About a month ago, in a conversation with Caleb Flores, I tried and failed to articulate a point. Several days later, I did the same thing in a conversation with my sister. I'm going to try to clear it up here.
I was trying to talk about the (Ortho)Catholic insistence on asking for forgiveness. Rather than being an obsession with feeling guilty, I argued, it was instead a constant practice of being forgiven.
That's true, but it's not the whole truth. Rather, what happens in working toward this Grace is the admission that I need forgiveness in the first place.
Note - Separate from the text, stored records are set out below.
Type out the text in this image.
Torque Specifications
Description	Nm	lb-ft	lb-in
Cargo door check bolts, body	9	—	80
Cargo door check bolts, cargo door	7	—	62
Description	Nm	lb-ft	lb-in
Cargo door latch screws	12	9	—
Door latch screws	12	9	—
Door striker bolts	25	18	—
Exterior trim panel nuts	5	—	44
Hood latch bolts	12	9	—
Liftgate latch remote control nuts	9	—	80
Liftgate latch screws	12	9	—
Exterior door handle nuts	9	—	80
Before my ongoing conversion, I generally felt that all of my actions could more or less be contextualized as the rational behavior of a being in the world. (I still think the same thing now, albeit with kaleidoscopic color.) While I certainly lamented the negative effects of my ill behavior, I nevertheless fit in into a narrative of reasonable (but not radical) acceptance.
I was failing to do the internal work of transformation. Though I frequently had a coherent position of understanding who I was, how the behavior was bad, and what better behavior looked like going forward, I was not opening and surrendering to the fullness of the All-that-Is, Theos, my Source and End, in whom I live and move and have my Being.
About a week after said conversations, I was graced with this passage from Dr. Timothy Patitsas’ Ethics of Beauty:
"We are 'the sinner' not because we are worthless but because 'my brother is my life.' I want to take the fall for him because I love him. That's all; calling ourselves 'the sinner' has very little to do with how sinful we've actually been."
Positioning myself as an imperfect person in the company of all other imperfect people helps me to shed my Pride and stop performing as though I have something to prove. It helps me to see that the divinity within me, which is boundless and infinite, exhibits its perfection in this finite world not by being grand, but by being real.
A little later, Patitsas furthers this:
“Creation is repenting from its first moment, for repentance does not require the prerequisite of sin. It simply means that we put our attention still more deeply upon Christ, to love him much more than we have before. Of course, compared to that ‘more deeply,’ the prior state looks like sin, but this is partly relative.”
This turning toward the Person of the Trinity to ask for forgiveness takes my solitary ego and positions it in relation to the infinite. This turning positions my uniqueness within an incomprehensible vastness and contextualizes it as the incomprehensible tininess that it is, a single flower or snowflake blooming and disappearing in an instant of eternal time.
And it empowers me to share this consciousness in loving-kindness to all I meet or know.
At Mass every Sunday we pray:
I confess to almighty God, and to you, my brothers and sisters, that I have greatly sinned. In my thoughts and in my words, in what I have done, and in what I have failed to do; through my fault, through my fault, through my most grievous fault; therefore I ask blessed Mary ever-Virgin, all the Angels and Saints, and you, my brothers and sister, to pray for me to the Lord our God.
As I ask for the prayers of the Blessed Mother and my fellow sapientes, I'm also praying for them, creating a feedback loop of beneficent participation in the divine, mystical body of the church.
Like a poem who finally finds a reader, I am, momentarily, absolutely complete.